Isso poderia facilmente estar em um roteiro de Kaufman, mas são palavras de Orlean e é essa a grande chave do filme. Existe uma história real por trás de Adaptação. inusitada, contada de um jeito próprio com o qual ele não sabe lidar. Isso não só limita sua liberdade como causa o caos e a divisão. Como se o inusitado extremo de um não soubesse se construir sobre o inusitado apaixonado de outro.

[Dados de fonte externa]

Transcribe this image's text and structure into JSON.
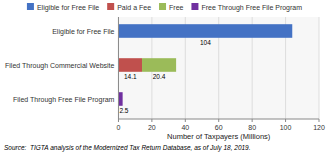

Há muitas passagens brilhantes dos alter egos de Kaufman, contraditórios entre si, tentando resolver essa relação com o texto alheio. O modo como o autor se relaciona com a palavra e o modo como ele finalmente, depois de muita conversa e reflexão, a interpreta e imagina aproximam o filme da própria experiência do espectador-leitor e de sua experiência ao ler o texto de Orlean ou qualquer texto inusitado como o dela. O que há por trás dessa história? Por que tanto tempo dedicado a isso e não a aquilo?

O social e o individual

Quando pensamos em dois filmes tão diferentes como Um Dia de Cão e Adaptação, é difícil pensar em algo que os una de alguma forma. Ambos são baseados em artigos inusitados, publicados em revistas estadunidenses de grande circulação, mas tem roteiros e direções que buscam caminhos completamente distintos. Enquanto um é extremamente realista, o outro vai para o lado do fantástico; se um é explicitamente engajado, o outro se disfarça de viajante.

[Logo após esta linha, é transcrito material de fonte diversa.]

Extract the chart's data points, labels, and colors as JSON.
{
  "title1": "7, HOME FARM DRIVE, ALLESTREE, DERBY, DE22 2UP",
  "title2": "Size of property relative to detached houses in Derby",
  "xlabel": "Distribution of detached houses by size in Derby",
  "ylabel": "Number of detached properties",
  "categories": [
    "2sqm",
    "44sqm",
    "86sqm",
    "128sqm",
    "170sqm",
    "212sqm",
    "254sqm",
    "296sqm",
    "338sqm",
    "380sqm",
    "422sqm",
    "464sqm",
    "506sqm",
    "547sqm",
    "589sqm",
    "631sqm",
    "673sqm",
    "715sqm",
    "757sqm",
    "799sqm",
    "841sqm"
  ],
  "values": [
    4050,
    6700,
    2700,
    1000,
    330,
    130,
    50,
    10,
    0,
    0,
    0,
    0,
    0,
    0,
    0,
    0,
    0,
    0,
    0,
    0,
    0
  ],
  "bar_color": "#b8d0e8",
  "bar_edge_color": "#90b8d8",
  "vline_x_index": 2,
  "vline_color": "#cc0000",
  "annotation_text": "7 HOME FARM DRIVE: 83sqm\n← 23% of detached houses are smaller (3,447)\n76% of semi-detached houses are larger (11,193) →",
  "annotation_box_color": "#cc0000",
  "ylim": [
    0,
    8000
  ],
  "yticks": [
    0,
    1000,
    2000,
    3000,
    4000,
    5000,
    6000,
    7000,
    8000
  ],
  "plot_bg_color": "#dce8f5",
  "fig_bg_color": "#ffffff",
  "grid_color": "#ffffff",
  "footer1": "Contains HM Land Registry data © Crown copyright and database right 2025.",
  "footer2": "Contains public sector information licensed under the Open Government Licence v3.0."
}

Mas é exatamente isso que interessa na comparação. A história de Lumet é a realidade ficcionalizada. E como se a imaginação fosse usada para acrescentar passagens aos fatos, mantendo a história e dando a ela razão para ser contada e conhecida de maneira aprofundada. Quando o diretor e também Pierson voltam ao artigo de Kluge e Moore eles têm algo a dizer sobre a sociedade que presenciou aquele evento e sobre como fez isso, pelo menos sob a perspectiva deles. Porque o cinema é isso, cada um conta a sua história sob a sua perspectiva, assim como cada um assiste a história sob a sua perspectiva.

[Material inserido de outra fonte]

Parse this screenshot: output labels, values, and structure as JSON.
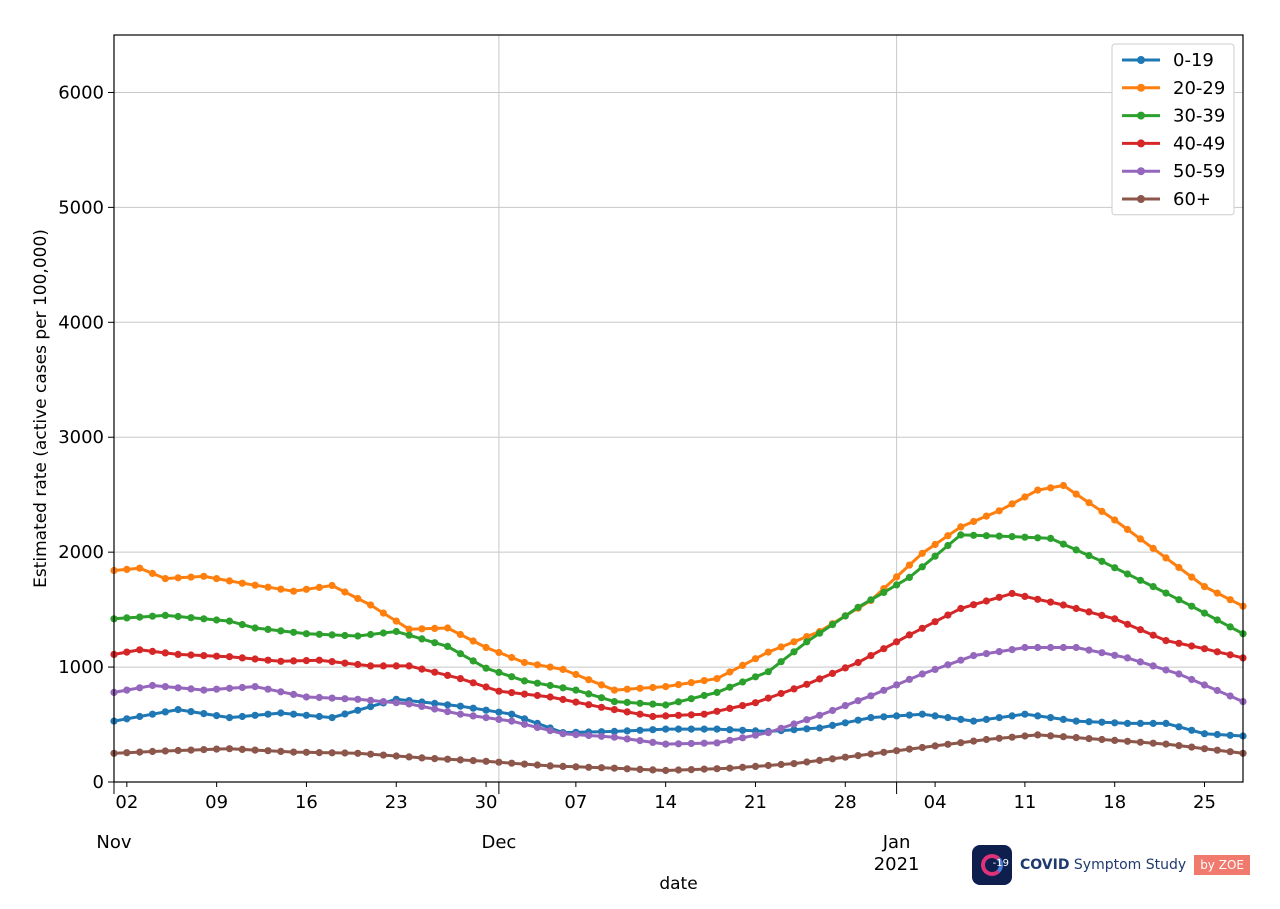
{
  "chart_data": {
    "type": "line",
    "title": "",
    "xlabel": "date",
    "ylabel": "Estimated rate (active cases per 100,000)",
    "x_start": "2020-11-01",
    "x_end": "2021-01-28",
    "ylim": [
      0,
      6500
    ],
    "grid": true,
    "legend_placement": "top-right",
    "y_ticks": [
      "0",
      "1000",
      "2000",
      "3000",
      "4000",
      "5000",
      "6000"
    ],
    "x_ticks": [
      {
        "date": "2020-11-02",
        "label": "02"
      },
      {
        "date": "2020-11-09",
        "label": "09"
      },
      {
        "date": "2020-11-16",
        "label": "16"
      },
      {
        "date": "2020-11-23",
        "label": "23"
      },
      {
        "date": "2020-11-30",
        "label": "30"
      },
      {
        "date": "2020-12-07",
        "label": "07"
      },
      {
        "date": "2020-12-14",
        "label": "14"
      },
      {
        "date": "2020-12-21",
        "label": "21"
      },
      {
        "date": "2020-12-28",
        "label": "28"
      },
      {
        "date": "2021-01-04",
        "label": "04"
      },
      {
        "date": "2021-01-11",
        "label": "11"
      },
      {
        "date": "2021-01-18",
        "label": "18"
      },
      {
        "date": "2021-01-25",
        "label": "25"
      }
    ],
    "month_ticks": [
      {
        "date": "2020-11-01",
        "label": "Nov",
        "year": ""
      },
      {
        "date": "2020-12-01",
        "label": "Dec",
        "year": ""
      },
      {
        "date": "2021-01-01",
        "label": "Jan",
        "year": "2021"
      }
    ],
    "series": [
      {
        "name": "0-19",
        "color": "#1f77b4",
        "points": [
          [
            "2020-11-01",
            530
          ],
          [
            "2020-11-06",
            630
          ],
          [
            "2020-11-10",
            560
          ],
          [
            "2020-11-14",
            600
          ],
          [
            "2020-11-18",
            560
          ],
          [
            "2020-11-23",
            720
          ],
          [
            "2020-11-28",
            660
          ],
          [
            "2020-12-02",
            590
          ],
          [
            "2020-12-06",
            430
          ],
          [
            "2020-12-10",
            440
          ],
          [
            "2020-12-14",
            460
          ],
          [
            "2020-12-18",
            460
          ],
          [
            "2020-12-22",
            440
          ],
          [
            "2020-12-26",
            470
          ],
          [
            "2020-12-30",
            560
          ],
          [
            "2021-01-03",
            590
          ],
          [
            "2021-01-07",
            530
          ],
          [
            "2021-01-11",
            590
          ],
          [
            "2021-01-15",
            530
          ],
          [
            "2021-01-19",
            510
          ],
          [
            "2021-01-22",
            510
          ],
          [
            "2021-01-25",
            420
          ],
          [
            "2021-01-28",
            400
          ]
        ]
      },
      {
        "name": "20-29",
        "color": "#ff7f0e",
        "points": [
          [
            "2020-11-01",
            1840
          ],
          [
            "2020-11-03",
            1860
          ],
          [
            "2020-11-05",
            1770
          ],
          [
            "2020-11-08",
            1790
          ],
          [
            "2020-11-11",
            1730
          ],
          [
            "2020-11-15",
            1660
          ],
          [
            "2020-11-18",
            1710
          ],
          [
            "2020-11-21",
            1540
          ],
          [
            "2020-11-24",
            1330
          ],
          [
            "2020-11-27",
            1340
          ],
          [
            "2020-11-30",
            1170
          ],
          [
            "2020-12-03",
            1040
          ],
          [
            "2020-12-06",
            980
          ],
          [
            "2020-12-10",
            800
          ],
          [
            "2020-12-14",
            830
          ],
          [
            "2020-12-18",
            900
          ],
          [
            "2020-12-22",
            1130
          ],
          [
            "2020-12-26",
            1310
          ],
          [
            "2020-12-30",
            1580
          ],
          [
            "2021-01-03",
            1990
          ],
          [
            "2021-01-06",
            2220
          ],
          [
            "2021-01-09",
            2360
          ],
          [
            "2021-01-12",
            2540
          ],
          [
            "2021-01-14",
            2580
          ],
          [
            "2021-01-18",
            2280
          ],
          [
            "2021-01-22",
            1950
          ],
          [
            "2021-01-25",
            1700
          ],
          [
            "2021-01-28",
            1530
          ]
        ]
      },
      {
        "name": "30-39",
        "color": "#2ca02c",
        "points": [
          [
            "2020-11-01",
            1420
          ],
          [
            "2020-11-05",
            1450
          ],
          [
            "2020-11-10",
            1400
          ],
          [
            "2020-11-12",
            1340
          ],
          [
            "2020-11-16",
            1290
          ],
          [
            "2020-11-20",
            1270
          ],
          [
            "2020-11-23",
            1310
          ],
          [
            "2020-11-27",
            1180
          ],
          [
            "2020-11-30",
            990
          ],
          [
            "2020-12-03",
            880
          ],
          [
            "2020-12-07",
            800
          ],
          [
            "2020-12-10",
            700
          ],
          [
            "2020-12-14",
            670
          ],
          [
            "2020-12-18",
            780
          ],
          [
            "2020-12-22",
            960
          ],
          [
            "2020-12-25",
            1220
          ],
          [
            "2020-12-29",
            1520
          ],
          [
            "2021-01-02",
            1780
          ],
          [
            "2021-01-06",
            2150
          ],
          [
            "2021-01-09",
            2140
          ],
          [
            "2021-01-13",
            2120
          ],
          [
            "2021-01-17",
            1920
          ],
          [
            "2021-01-21",
            1700
          ],
          [
            "2021-01-24",
            1530
          ],
          [
            "2021-01-28",
            1290
          ]
        ]
      },
      {
        "name": "40-49",
        "color": "#d62728",
        "points": [
          [
            "2020-11-01",
            1110
          ],
          [
            "2020-11-03",
            1150
          ],
          [
            "2020-11-06",
            1110
          ],
          [
            "2020-11-10",
            1090
          ],
          [
            "2020-11-14",
            1050
          ],
          [
            "2020-11-17",
            1060
          ],
          [
            "2020-11-21",
            1010
          ],
          [
            "2020-11-24",
            1010
          ],
          [
            "2020-11-28",
            900
          ],
          [
            "2020-12-01",
            790
          ],
          [
            "2020-12-05",
            740
          ],
          [
            "2020-12-09",
            650
          ],
          [
            "2020-12-13",
            570
          ],
          [
            "2020-12-17",
            590
          ],
          [
            "2020-12-21",
            690
          ],
          [
            "2020-12-25",
            850
          ],
          [
            "2020-12-29",
            1040
          ],
          [
            "2021-01-02",
            1280
          ],
          [
            "2021-01-06",
            1510
          ],
          [
            "2021-01-10",
            1640
          ],
          [
            "2021-01-14",
            1540
          ],
          [
            "2021-01-18",
            1420
          ],
          [
            "2021-01-22",
            1230
          ],
          [
            "2021-01-25",
            1160
          ],
          [
            "2021-01-28",
            1080
          ]
        ]
      },
      {
        "name": "50-59",
        "color": "#9467bd",
        "points": [
          [
            "2020-11-01",
            780
          ],
          [
            "2020-11-04",
            840
          ],
          [
            "2020-11-08",
            800
          ],
          [
            "2020-11-12",
            830
          ],
          [
            "2020-11-16",
            740
          ],
          [
            "2020-11-20",
            720
          ],
          [
            "2020-11-24",
            680
          ],
          [
            "2020-11-28",
            590
          ],
          [
            "2020-12-02",
            530
          ],
          [
            "2020-12-06",
            420
          ],
          [
            "2020-12-10",
            390
          ],
          [
            "2020-12-14",
            330
          ],
          [
            "2020-12-18",
            340
          ],
          [
            "2020-12-22",
            430
          ],
          [
            "2020-12-26",
            580
          ],
          [
            "2020-12-30",
            750
          ],
          [
            "2021-01-03",
            940
          ],
          [
            "2021-01-07",
            1100
          ],
          [
            "2021-01-11",
            1170
          ],
          [
            "2021-01-15",
            1170
          ],
          [
            "2021-01-19",
            1080
          ],
          [
            "2021-01-23",
            940
          ],
          [
            "2021-01-28",
            700
          ]
        ]
      },
      {
        "name": "60+",
        "color": "#8c564b",
        "points": [
          [
            "2020-11-01",
            250
          ],
          [
            "2020-11-05",
            270
          ],
          [
            "2020-11-10",
            290
          ],
          [
            "2020-11-15",
            260
          ],
          [
            "2020-11-20",
            250
          ],
          [
            "2020-11-25",
            210
          ],
          [
            "2020-11-30",
            180
          ],
          [
            "2020-12-05",
            140
          ],
          [
            "2020-12-10",
            120
          ],
          [
            "2020-12-14",
            100
          ],
          [
            "2020-12-19",
            120
          ],
          [
            "2020-12-24",
            160
          ],
          [
            "2020-12-29",
            230
          ],
          [
            "2021-01-03",
            300
          ],
          [
            "2021-01-08",
            370
          ],
          [
            "2021-01-12",
            410
          ],
          [
            "2021-01-17",
            370
          ],
          [
            "2021-01-22",
            330
          ],
          [
            "2021-01-28",
            250
          ]
        ]
      }
    ]
  },
  "logo": {
    "badge_number": "-19",
    "brand_bold": "COVID",
    "brand_rest": " Symptom Study",
    "by": "by ZOE"
  }
}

Quando vamos para a história de Orlean, a realidade não é transfigurada de ficção, ela é transfigurada pela ficção, ela é jogada num multiprocessador e batida por horas a fio junto com todo tido de criação imaginativa, daí o descambar para a alucinação – no sentido alucinógeno da palavra. Kaufman e Jonze querem explorar a mente humana, as conexões entre aqueles que investigam e seus investigados, aqueles que criam e suas criações; entre a arte e o artista. Porque o cinema também é isso, é criar e fazer história em cima de outras histórias e fazer acreditarem ou não naquilo que se está contando, dependendo da bagagem de cada um.